An attempted bank robbery leads to a 44-minute shootout with the LAPD.
Welcome to Heist Files of the 90s, a limited-series podcast covering some of the most daring, criminal heists of the decade.
It is the morning of February 28, 1997. In the North Hollywood district of Los Angeles, the temperature is cool, the streets busy. At 9:16 AM, a white Chevrolet Celebrity pulls into the parking lot of the Bank of America on Laurel Canyon Boulevard.
Inside the vehicle are Larry Phillips Jr. and Emil Mătăsăreanu. They are not typical bank robbers. They are dressed in full-body armor—homemade suits weighing over 40 pounds, stitched together with aramid kevlar and trauma plates capable of stopping handgun fire. They carry illegal, fully automatic rifles, including Norinco Type 56s and a Bushmaster XM-15, loaded with armor-piercing rounds.

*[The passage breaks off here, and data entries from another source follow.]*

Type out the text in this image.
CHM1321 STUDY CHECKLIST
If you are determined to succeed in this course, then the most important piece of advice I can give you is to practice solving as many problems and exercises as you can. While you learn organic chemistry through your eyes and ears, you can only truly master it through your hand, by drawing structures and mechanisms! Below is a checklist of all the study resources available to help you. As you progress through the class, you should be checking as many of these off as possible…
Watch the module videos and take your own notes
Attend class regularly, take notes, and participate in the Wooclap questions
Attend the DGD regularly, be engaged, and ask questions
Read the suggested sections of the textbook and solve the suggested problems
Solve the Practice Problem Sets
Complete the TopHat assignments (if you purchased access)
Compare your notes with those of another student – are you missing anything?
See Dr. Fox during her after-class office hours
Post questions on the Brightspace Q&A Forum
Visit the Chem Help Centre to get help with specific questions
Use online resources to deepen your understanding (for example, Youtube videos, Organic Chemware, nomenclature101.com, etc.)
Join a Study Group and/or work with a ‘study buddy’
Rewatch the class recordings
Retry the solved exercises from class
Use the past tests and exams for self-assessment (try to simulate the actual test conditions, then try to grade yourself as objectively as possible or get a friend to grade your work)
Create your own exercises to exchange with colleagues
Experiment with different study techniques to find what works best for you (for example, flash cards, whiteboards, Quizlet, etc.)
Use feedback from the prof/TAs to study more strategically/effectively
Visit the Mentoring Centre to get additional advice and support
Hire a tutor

As they exit the bank eight minutes later, they are spotted by LAPD patrol officers. What follows is not an arrest, but a war.

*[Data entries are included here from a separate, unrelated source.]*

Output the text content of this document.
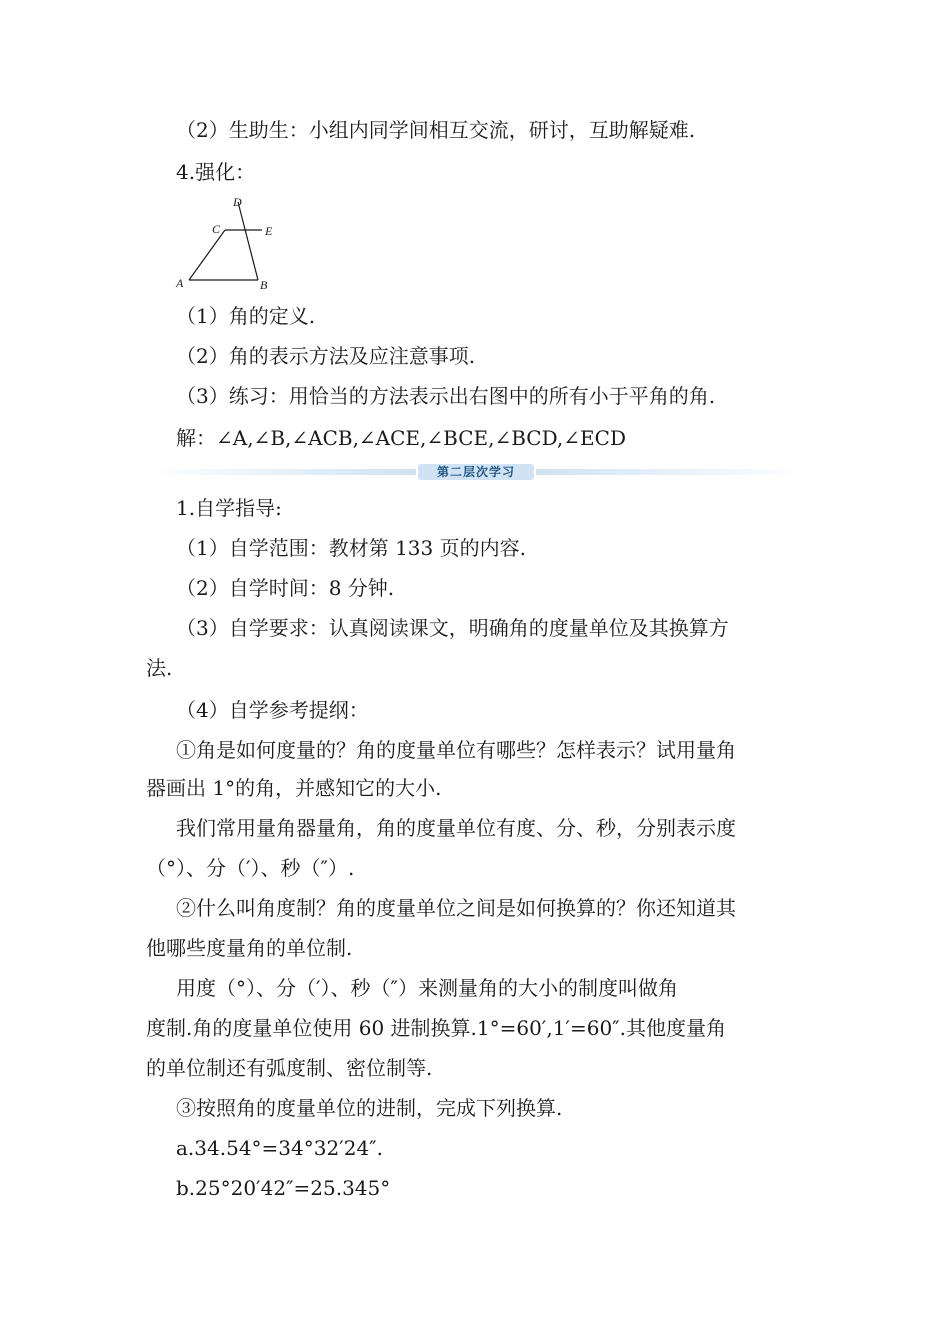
（2）生助生：小组内同学间相互交流，研讨，互助解疑难.
4.强化：
D
C	E
A	B
（1）角的定义.
（2）角的表示方法及应注意事项.
（3）练习：用恰当的方法表示出右图中的所有小于平角的角.
解：∠A,∠B,∠ACB,∠ACE,∠BCE,∠BCD,∠ECD
第二层次学习
1.自学指导:
（1）自学范围：教材第 133 页的内容.
（2）自学时间：8 分钟.
（3）自学要求：认真阅读课文，明确角的度量单位及其换算方
法.
（4）自学参考提纲：
①角是如何度量的？角的度量单位有哪些？怎样表示？试用量角
器画出 1°的角，并感知它的大小.
我们常用量角器量角，角的度量单位有度、分、秒，分别表示度
（°）、分（′）、秒（″）.
②什么叫角度制？角的度量单位之间是如何换算的？你还知道其
他哪些度量角的单位制.
用度（°）、分（′）、秒（″）来测量角的大小的制度叫做角
度制.角的度量单位使用 60 进制换算.1°=60′,1′=60″.其他度量角
的单位制还有弧度制、密位制等.
③按照角的度量单位的进制，完成下列换算.
a.34.54°=34°32′24″.
b.25°20′42″=25.345°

Officers Farrell and Perello call in a "211"—code for robbery. But as the suspects emerge, they open fire. The police return fire with standard-issue 9mm Berettas and .38 revolvers. The bullets bounce harmlessly off the robbers' heavy armor.
Phillips and Mătăsăreanu stand their ground in the parking lot, firing indiscriminately at police and civilians. The firepower mismatch is catastrophic. Officers are forced to "borrow" rifles from a local gun store, while others aim for the suspects' heads—the only exposed areas—but the distance and suppressing fire make precision impossible.

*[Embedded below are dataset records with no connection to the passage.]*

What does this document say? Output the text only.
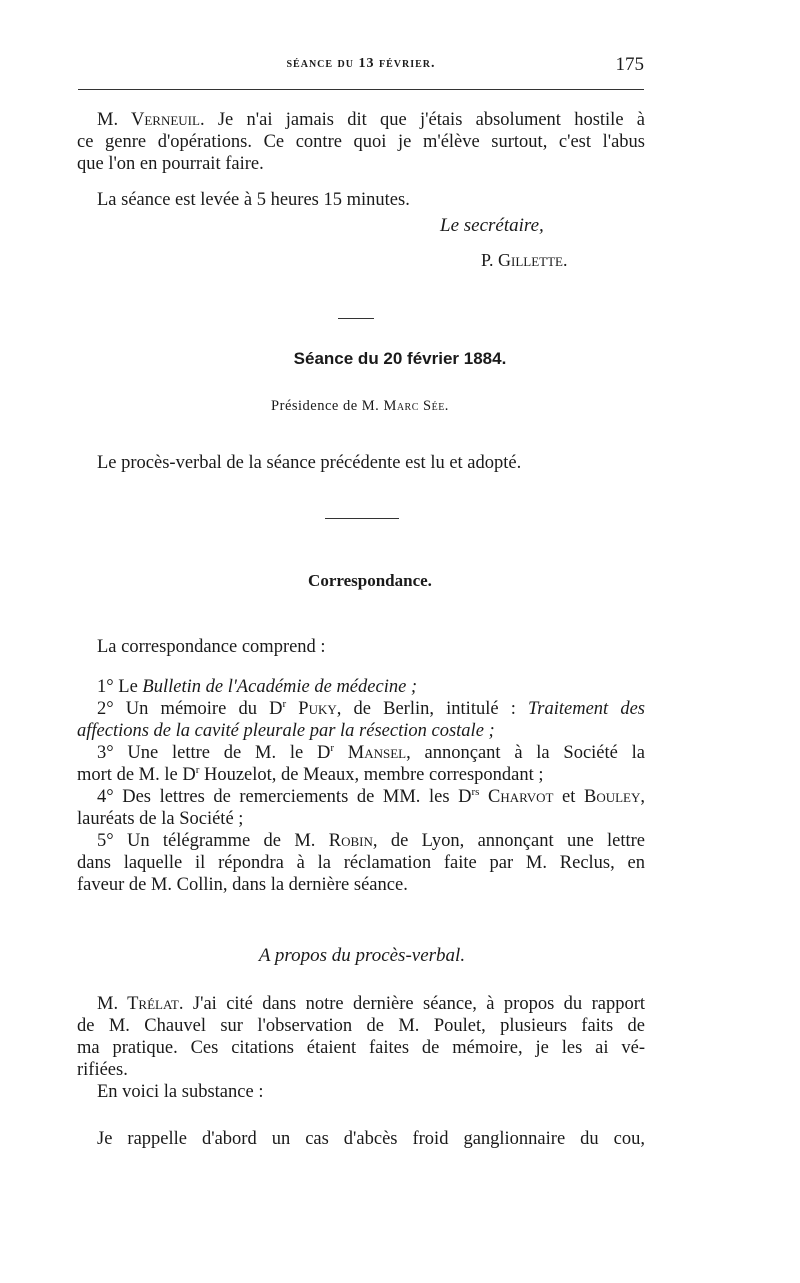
séance du 13 février.	175
M. Verneuil. Je n'ai jamais dit que j'étais absolument hostile à
ce genre d'opérations. Ce contre quoi je m'élève surtout, c'est l'abus
que l'on en pourrait faire.
La séance est levée à 5 heures 15 minutes.
Le secrétaire,
P. Gillette.
Séance du 20 février 1884.
Présidence de M. Marc Sée.
Le procès-verbal de la séance précédente est lu et adopté.
Correspondance.
La correspondance comprend :
1° Le Bulletin de l'Académie de médecine ;
2° Un mémoire du $D^r$ Puky, de Berlin, intitulé : Traitement des
affections de la cavité pleurale par la résection costale ;
3° Une lettre de M. le $D^r$ Mansel, annonçant à la Société la
mort de M. le $D^r$ Houzelot, de Meaux, membre correspondant ;
4° Des lettres de remerciements de MM. les $D^{rs}$ Charvot et Bouley,
lauréats de la Société ;
5° Un télégramme de M. Robin, de Lyon, annonçant une lettre
dans laquelle il répondra à la réclamation faite par M. Reclus, en
faveur de M. Collin, dans la dernière séance.
A propos du procès-verbal.
M. Trélat. J'ai cité dans notre dernière séance, à propos du rapport
de M. Chauvel sur l'observation de M. Poulet, plusieurs faits de
ma pratique. Ces citations étaient faites de mémoire, je les ai vé-
rifiées.
En voici la substance :
Je rappelle d'abord un cas d'abcès froid ganglionnaire du cou,
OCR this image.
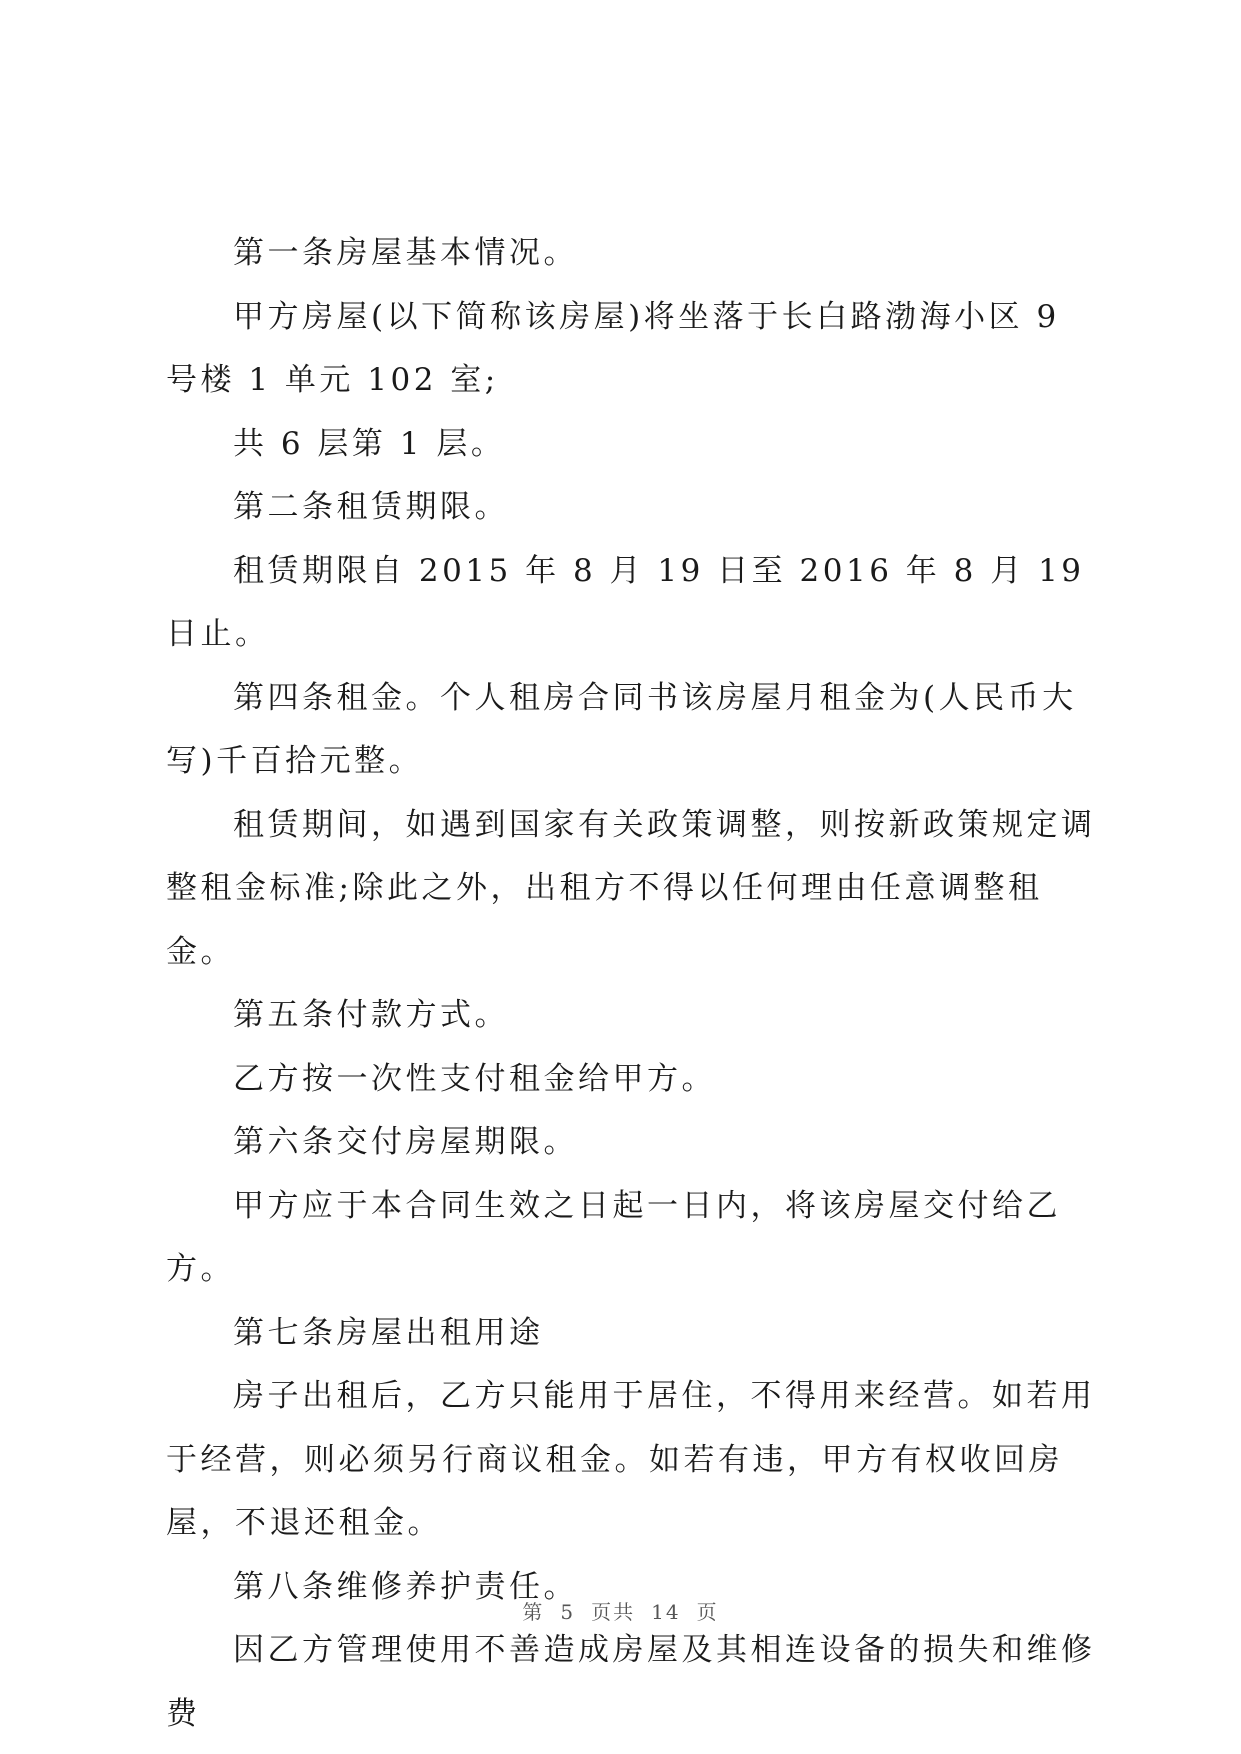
第一条房屋基本情况。

甲方房屋(以下简称该房屋)将坐落于长白路渤海小区 9 号楼 1 单元 102 室;

共 6 层第 1 层。

第二条租赁期限。

租赁期限自 2015 年 8 月 19 日至 2016 年 8 月 19 日止。

第四条租金。个人租房合同书该房屋月租金为(人民币大写)千百拾元整。

租赁期间，如遇到国家有关政策调整，则按新政策规定调整租金标准;除此之外，出租方不得以任何理由任意调整租金。

第五条付款方式。

乙方按一次性支付租金给甲方。

第六条交付房屋期限。

甲方应于本合同生效之日起一日内，将该房屋交付给乙方。

第七条房屋出租用途

房子出租后，乙方只能用于居住，不得用来经营。如若用于经营，则必须另行商议租金。如若有违，甲方有权收回房屋，不退还租金。

第八条维修养护责任。

因乙方管理使用不善造成房屋及其相连设备的损失和维修费

第 5 页共 14 页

The battle spills into the residential streets. Phillips moves on foot, using cars for cover, while Mătăsăreanu drives the getaway vehicle slowly beside him. For 44 minutes, they fire nearly 1,100 rounds. Police fire approximately 650.
The turning point comes when SWAT teams arrive. At 9:52 AM, Larry Phillips Jr.'s rifle jams. After discarding it and drawing a handgun, he is shot in the hand by police. Realizing escape is impossible, Phillips takes his own life just as a police bullet severs his spine.
Three blocks away, Emil Mătăsăreanu attempts to carjack a pickup truck but is pinned down by SWAT. Officers realize his armor does not cover his lower legs. They shoot underneath the vehicles, striking his legs 29 times. He surrenders, but bleeds to death at the scene before paramedics are cleared to enter the "hot zone."
In the end, only the two perpetrators are killed. Miraculously, despite the thousands of rounds fired, no officers or civilians die, though 12 officers and 8 civilians are injured.
The North Hollywood Shootout forever changed American policing. It highlighted the inadequacy of standard patrol weaponry, leading directly to the widespread deployment of patrol rifles like the AR-15 to regular officers.
For the residents of North Hollywood, the echoes of those 44 minutes would last a lifetime.